Wat was Bloody Sunday?

The Bloody Sunday, ook bekend als het Bogside-bloedbad, vond plaats op 30 januari 1972 in de Bogside-regio Derry, Noord-Ierland. De Parachute Regiment-vleugel van het Britse leger schoot op ongewapende burgers die een vreedzame mars tegen internering hielden. Dertien mensen stierven ter plaatse terwijl de 14e persoon vier maanden later stierf aan schotwonden.

Achtergrond van het protest

De katholieken en Ierse onderdanen beschouwden Derry City als de belichaming van wanbeleid met oneerlijke verkiezingen, ontbering van openbare voorzieningen en discriminerende toewijzing van middelen. Spoorroutes naar de stad werden gesloten en wooneenheden bevonden zich in een ontzettende staat.

Veel burgerorganisaties zijn opgericht om te vechten voor de rechten van mensen. Een van hen was de Northern Ireland Civil Rights Association (NICRA) en de Northern Resistance Movement. Het Britse leger werd naar het noorden gestuurd om de orde te handhaven. Op 9 augustus 1971 escaleerde het geweld tot een interneringsorde die leidde tot verdere onrust en geweld. Er waren verschillende doden door zowel burgers als soldaten. Sommige inwoners van Noord-Ierland traden toe tot het Ierse Republikeinse leger (IRA).

Pre-maart-evenementen

Op 18 januari 1972 gaf de eerste minister van Noord-Ierland, Brian Faulkner, een bevel tot het verbieden van openbare bijeenkomsten. Op 22 januari 1972 hielden bewoners een protest tegen interneringsbevelen in Magilligan bij Derry. Ze marcheerden naar de interneringsremise maar werden tegengehouden door soldaten. Er was een handgemeen toen de protestanten probeerden hun weg te forceren en ook stenen gooiden. De soldaten van het Parachutistenregiment gebruikten rubberen kogels en sloegen anderen, wat leidde tot grote verliezen.

Ondanks het verbod organiseerde NICRA nog een mars in protest tegen internering de volgende zondag in Derry. De autoriteiten stonden hen toe om door te gaan naar alle katholieke gebieden behalve het Guildhall Square, omdat dit tot rellen kon leiden. Een legerleider, generaal-majoor Robert Ford, gaf bevel dat de eerste bataljonsoldaten van het Parachutistenregiment naar Derry moesten reizen en indien nodig relschoppers moesten arresteren. De soldaten arriveerden in de ochtend van de Bloody Sunday in Derry en plaatsten zichzelf.

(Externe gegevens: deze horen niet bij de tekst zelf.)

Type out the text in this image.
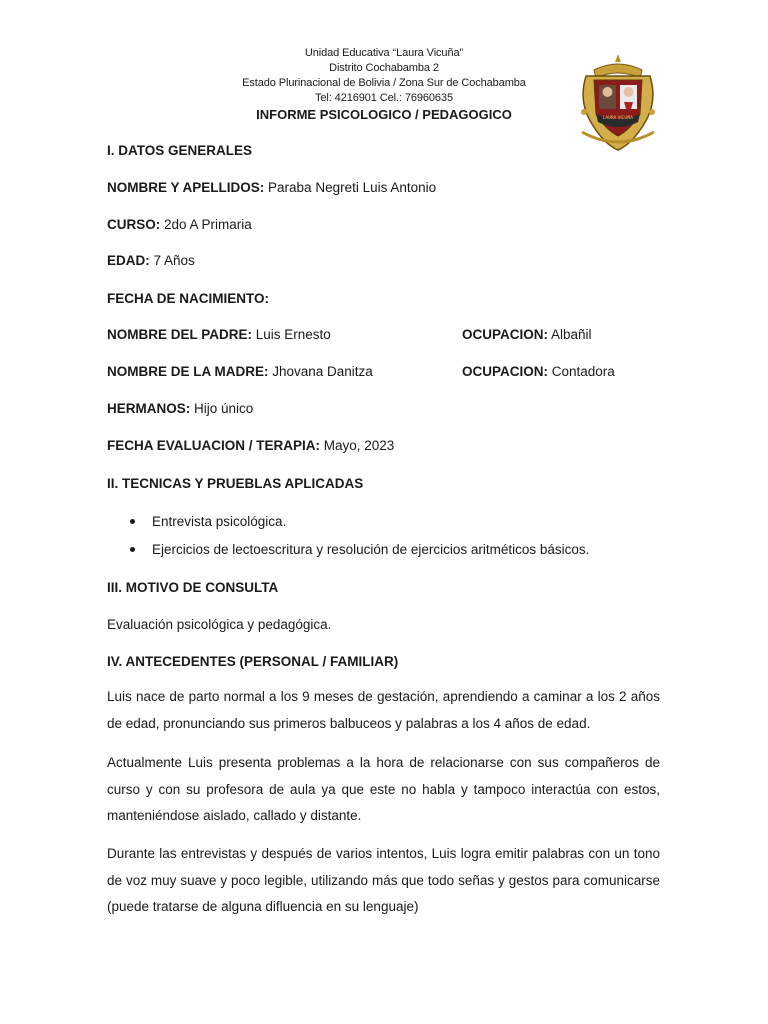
Unidad Educativa “Laura Vicuña”
Distrito Cochabamba 2
Estado Plurinacional de Bolivia / Zona Sur de Cochabamba
Tel: 4216901 Cel.: 76960635
INFORME PSICOLOGICO / PEDAGOGICO	LAURA VICUÑA
I. DATOS GENERALES
NOMBRE Y APELLIDOS: Paraba Negreti Luis Antonio
CURSO: 2do A Primaria
EDAD: 7 Años
FECHA DE NACIMIENTO:
NOMBRE DEL PADRE: Luis Ernesto	OCUPACION: Albañil
NOMBRE DE LA MADRE: Jhovana Danitza	OCUPACION: Contadora
HERMANOS: Hijo único
FECHA EVALUACION / TERAPIA: Mayo, 2023
II. TECNICAS Y PRUEBLAS APLICADAS
Entrevista psicológica.
Ejercicios de lectoescritura y resolución de ejercicios aritméticos básicos.
III. MOTIVO DE CONSULTA
Evaluación psicológica y pedagógica.
IV. ANTECEDENTES (PERSONAL / FAMILIAR)
Luis nace de parto normal a los 9 meses de gestación, aprendiendo a caminar a los 2 años de edad, pronunciando sus primeros balbuceos y palabras a los 4 años de edad.
Actualmente Luis presenta problemas a la hora de relacionarse con sus compañeros de curso y con su profesora de aula ya que este no habla y tampoco interactúa con estos, manteniéndose aislado, callado y distante.
Durante las entrevistas y después de varios intentos, Luis logra emitir palabras con un tono de voz muy suave y poco legible, utilizando más que todo señas y gestos para comunicarse (puede tratarse de alguna difluencia en su lenguaje)
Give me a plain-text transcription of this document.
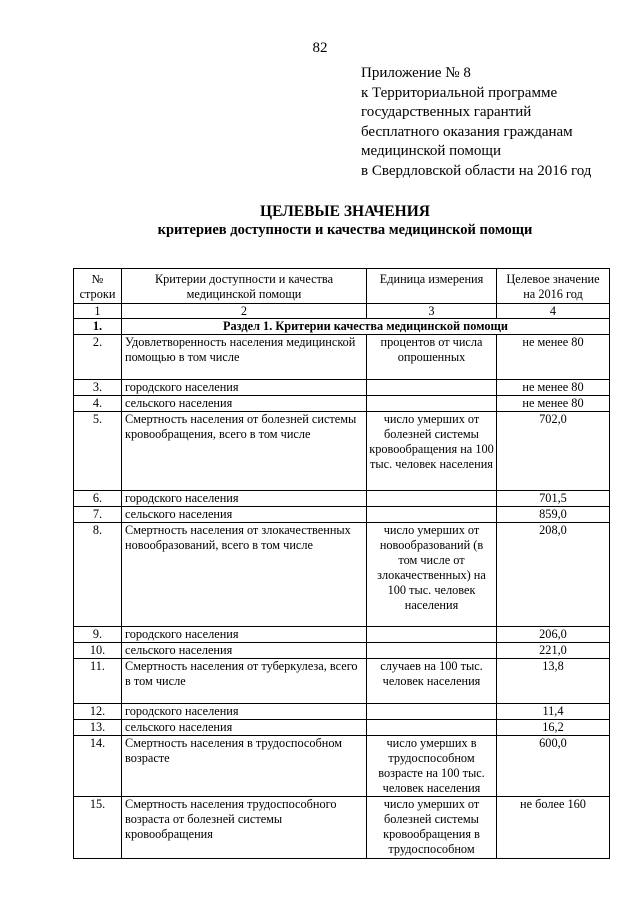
82
Приложение № 8
к Территориальной программе
государственных гарантий
бесплатного оказания гражданам
медицинской помощи
в Свердловской области на 2016 год
ЦЕЛЕВЫЕ ЗНАЧЕНИЯ
критериев доступности и качества медицинской помощи
№ строки	Критерии доступности и качества медицинской помощи	Единица измерения	Целевое значение на 2016 год
1	2	3	4
1.	Раздел 1. Критерии качества медицинской помощи		
2.	Удовлетворенность населения медицинской помощью в том числе	процентов от числа опрошенных	не менее 80
3.	городского населения		не менее 80
4.	сельского населения		не менее 80
5.	Смертность населения от болезней системы кровообращения, всего в том числе	число умерших от болезней системы кровообращения на 100 тыс. человек населения	702,0
6.	городского населения		701,5
7.	сельского населения		859,0
8.	Смертность населения от злокачественных новообразований, всего в том числе	число умерших от новообразований (в том числе от злокачественных) на 100 тыс. человек населения	208,0
9.	городского населения		206,0
10.	сельского населения		221,0
11.	Смертность населения от туберкулеза, всего в том числе	случаев на 100 тыс. человек населения	13,8
12.	городского населения		11,4
13.	сельского населения		16,2
14.	Смертность населения в трудоспособном возрасте	число умерших в трудоспособном возрасте на 100 тыс. человек населения	600,0
15.	Смертность населения трудоспособного возраста от болезней системы кровообращения	число умерших от болезней системы кровообращения в трудоспособном	не более 160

Bloedige zondag en het Bogside-bloedbad

De mars begon om 14.45 uur op het veld van de bisschop. Het programma zou naar de Guildhall marcheren en een betoging houden. Naar schatting 10.000 tot 15.000 mensen namen deel aan de mars. De deelnemers liepen langs William Street naar City Centre maar werden geblokkeerd door het leger. Bij het ontmoeten van de hindernissen leidde de organisatoren de mensen naar Rossville Street. Ze waren van plan om een ​​bijeenkomst te houden in Free Derry Corner. Op dit moment begonnen sommigen echter stenen te gooien naar de officieren van het leger. De soldaten reageerden door een waterkanon, CS-gas en rubberen kogels te gebruiken om de menigte uiteen te drijven. Terwijl de menigte uiteenspatte, spotten ze parachutisten in een huis met drie verdiepingen in de buurt van de William Street en bekogelden ze met stenen. De parachutisten begonnen zonder onderscheid op de menigte te schieten. Dit gebeurde om 15.35 uur en de eerste twee mensen stierven ter plaatse. Om 14.07 uur begonnen de soldaten de mensen te achtervolgen met gepantserde auto's en te voet over de straat Rossville naar Bogside. De legervoertuigen sloegen twee mensen neer. De soldaten werden gewelddadiger en begonnen, mensen verslaan, iedereen in de buurt met hun geweerkolven knuppelen en van heel dichtbij schieten. Een contingent parachutisten plaatste zich op een puinbarricade van ongeveer 80 meter (73 meter) en vuurde op de mensen die er zes ter plaatse doodden en velen verwondden. Meer mensen werden gedood of gewond in het Glenfada-park en tegenover parkeergarages.

Gevolgen van de Bloedige Zondag

In totaal lagen 13 burgers dood, terwijl een ander vier maanden later stierf aan vuurwonden. Geen enkele soldaat was gewond of gedood. Een tribunaal was ingesteld om de zaak te onderzoeken. Op 10 april 1972 steunden de bevindingen van het tribunaal het rapport van de parachutisten dat de burgers bewapend waren en de soldaten handelden uit zelfverdediging.